As local music gains popularity, music listening locations too have become diverse. Indian consumers now listen to music when relaxing at home (79%). They also listen to music while cooking or cleaning (48%), travelling in a car (59%), commuting to work or education (43%) and while going to sleep (54%).
Looking at the global music consumers, younger music consumers (16-24s) listen to music while engaging in any activity and they are much more likely to listen to music on their way to work or education or while at work or education. As per the report, music consumers all over the world spent 17.8 hours per week (2.5 hours on a daily basis) listening to music in their cars, a popular listening location.
The accessibility to music has directly affected the consumption of music. With the newer innovations, technology has become one of the driving forces in the music industry. This trend can be witnessed all over the world. The IFPI report reads, “From smartphones to smart speakers, across the world, connected devices are a growing part of the listening experience. Record companies have licensed music across hundreds of digital music services allowing consumers to have easier access to the music they love, wherever they are.”

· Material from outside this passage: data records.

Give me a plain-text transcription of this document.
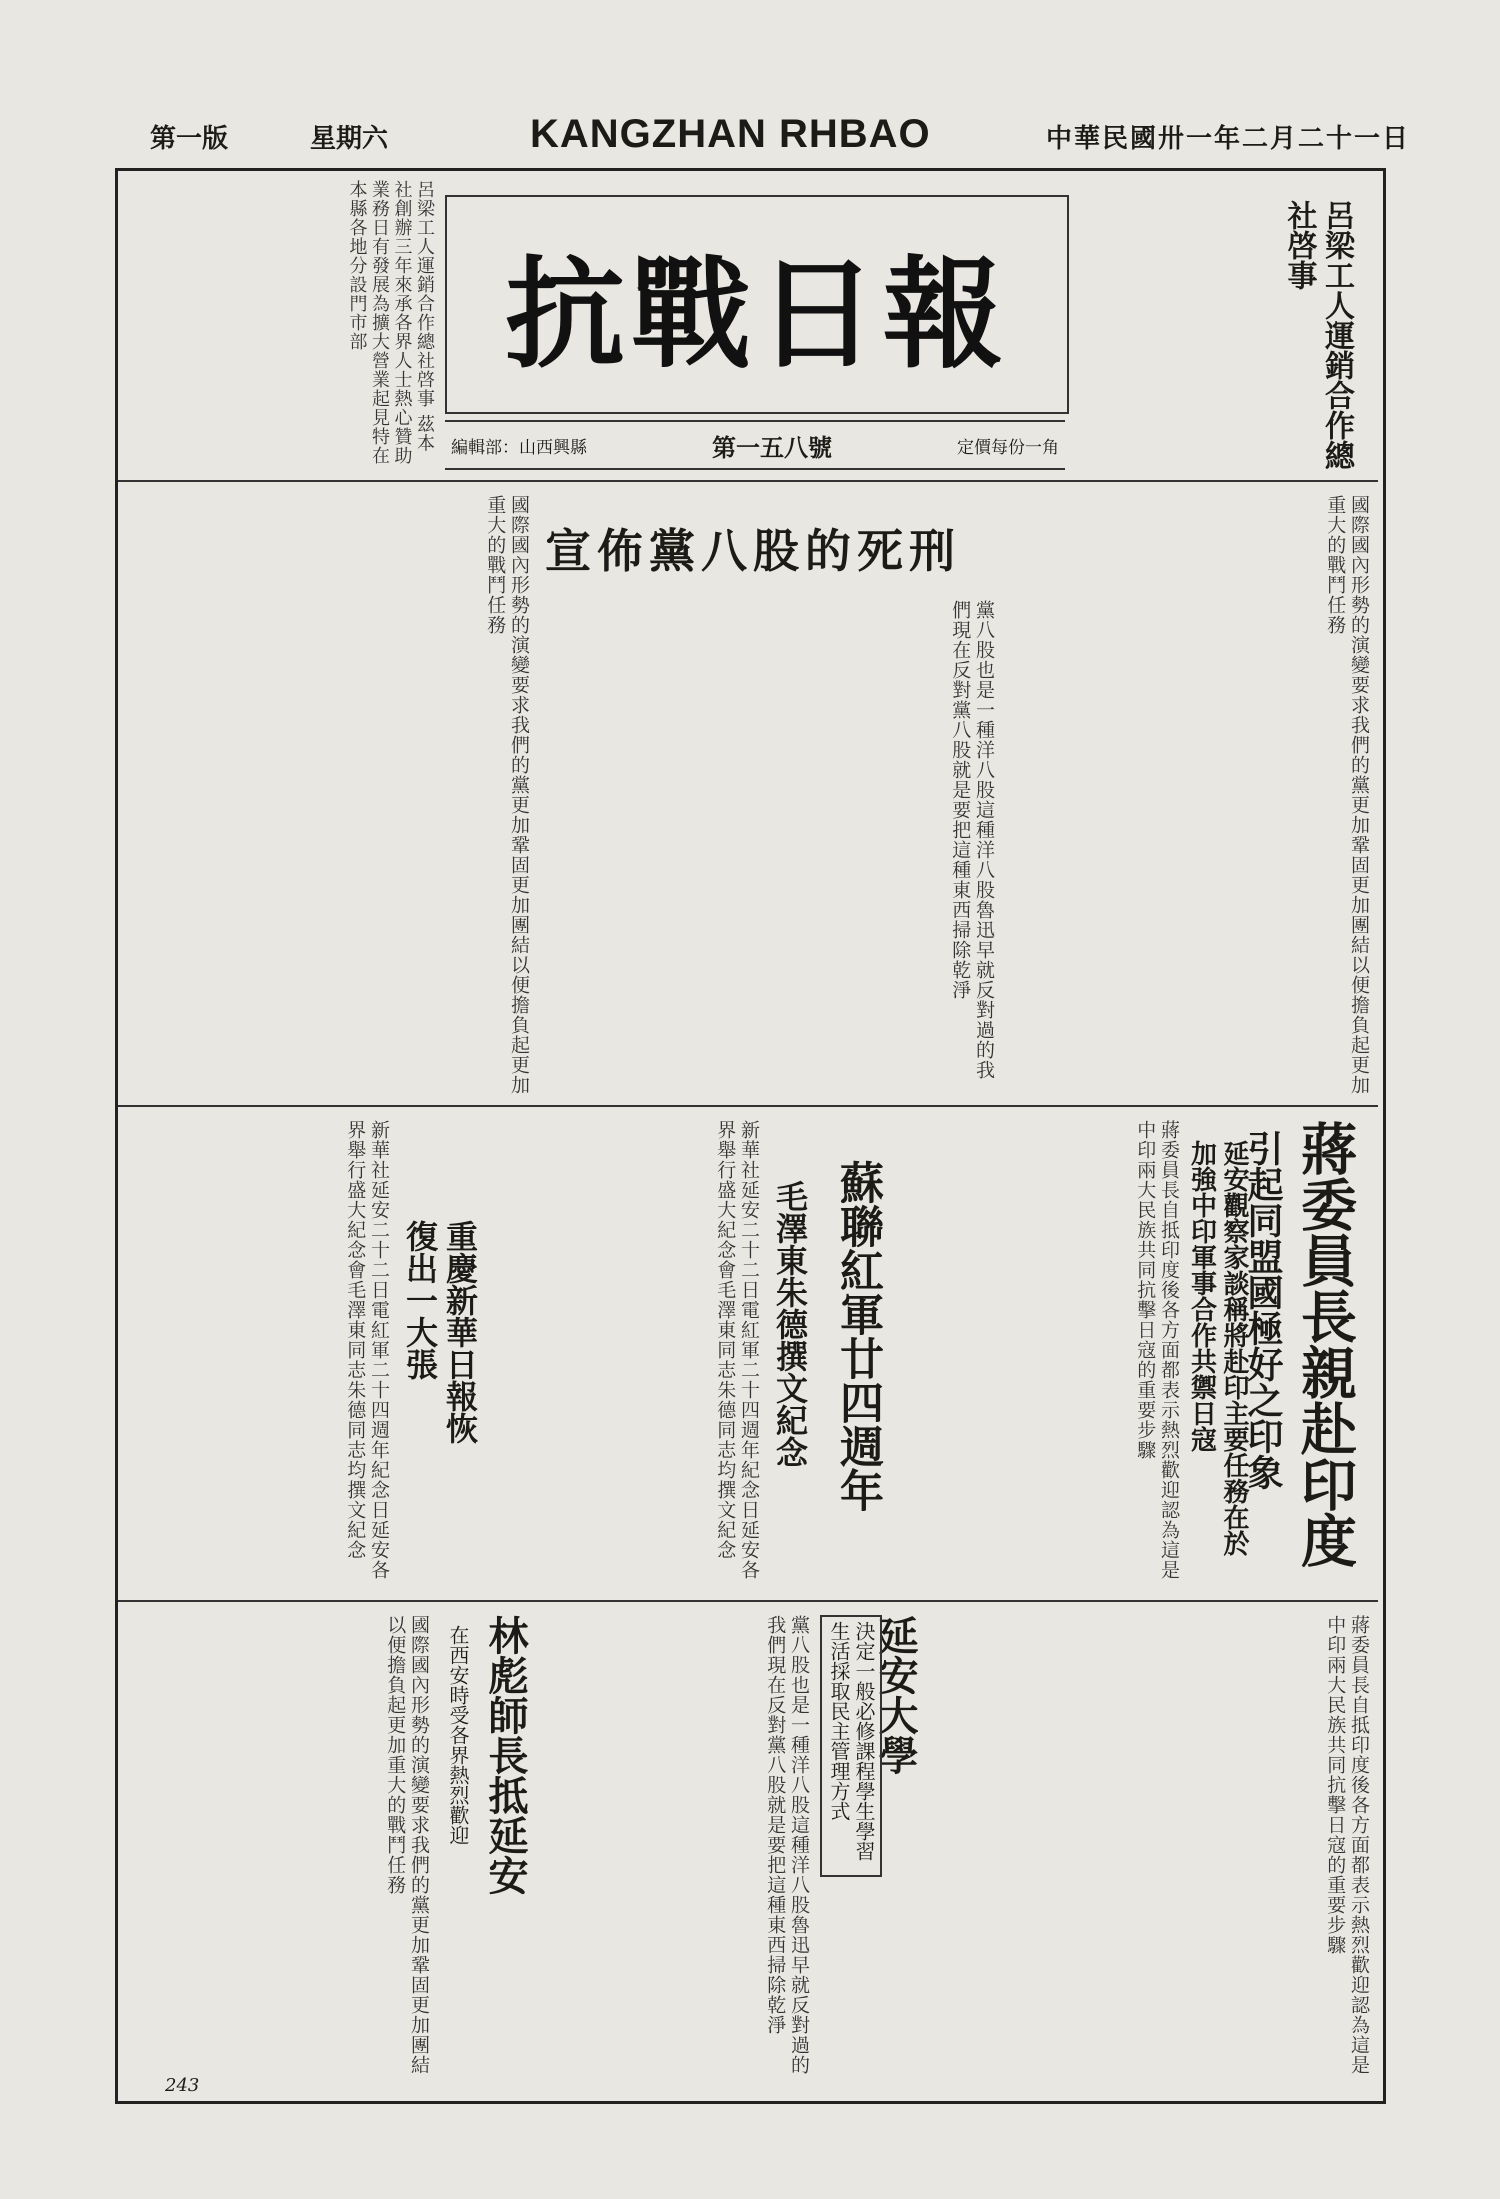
第一版	星期六	KANGZHAN RHBAO	中華民國卅一年二月二十一日
呂梁工人運銷合作總社啓事 茲本社創辦三年來承各界人士熱心贊助業務日有發展為擴大營業起見特在本縣各地分設門市部	抗戰日報
編輯部：山西興縣	第一五八號	定價每份一角	呂梁工人運銷合作總社啓事
宣佈黨八股的死刑
國際國內形勢的演變要求我們的黨更加鞏固更加團結以便擔負起更加重大的戰鬥任務
黨八股也是一種洋八股這種洋八股魯迅早就反對過的我們現在反對黨八股就是要把這種東西掃除乾淨	國際國內形勢的演變要求我們的黨更加鞏固更加團結以便擔負起更加重大的戰鬥任務
蔣委員長親赴印度
引起同盟國極好之印象
延安觀察家談稱將赴印主要任務在於加強中印軍事合作共禦日寇
蔣委員長自抵印度後各方面都表示熱烈歡迎認為這是中印兩大民族共同抗擊日寇的重要步驟
蘇聯紅軍廿四週年
毛澤東朱德撰文紀念
新華社延安二十二日電紅軍二十四週年紀念日延安各界舉行盛大紀念會毛澤東同志朱德同志均撰文紀念
重慶新華日報恢復出一大張
新華社延安二十二日電紅軍二十四週年紀念日延安各界舉行盛大紀念會毛澤東同志朱德同志均撰文紀念
林彪師長抵延安
在西安時受各界熱烈歡迎
國際國內形勢的演變要求我們的黨更加鞏固更加團結以便擔負起更加重大的戰鬥任務	延安大學
決定一般必修課程學生學習生活採取民主管理方式
黨八股也是一種洋八股這種洋八股魯迅早就反對過的我們現在反對黨八股就是要把這種東西掃除乾淨	蔣委員長自抵印度後各方面都表示熱烈歡迎認為這是中印兩大民族共同抗擊日寇的重要步驟
243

Substantiating the claim, the report states, 86% of consumers listen to music through on-demand streaming and 75% of consumers use smartphones for music consumption. Moving beyond smartphones, soon, smart speakers will become the popular device for music consumption. IFPI predicts that 15% of global consumers are more likely to buy a smart speaker in the next 12 months.
All that said, for music to sustain in a digital space, there must be a legit and fair marketplace. One of the major threats that the industry faces is that of digital copyright infringement. According to the report, globally, 38% of the music consumed is through copyright infringement, in which stream ripping has become the most used form. However, incidences of infringement has fallen by 2%, compared to 2017.
In conclusion, Frances Moore, Chief Executive, IFPI, said,
“Music unites us globally and adds enormous value to people’s lives. Record companies are essential to this as they continue to develop, support and invest in music, playing a crucial role in ensuring that it continues on its exciting journey around the world.”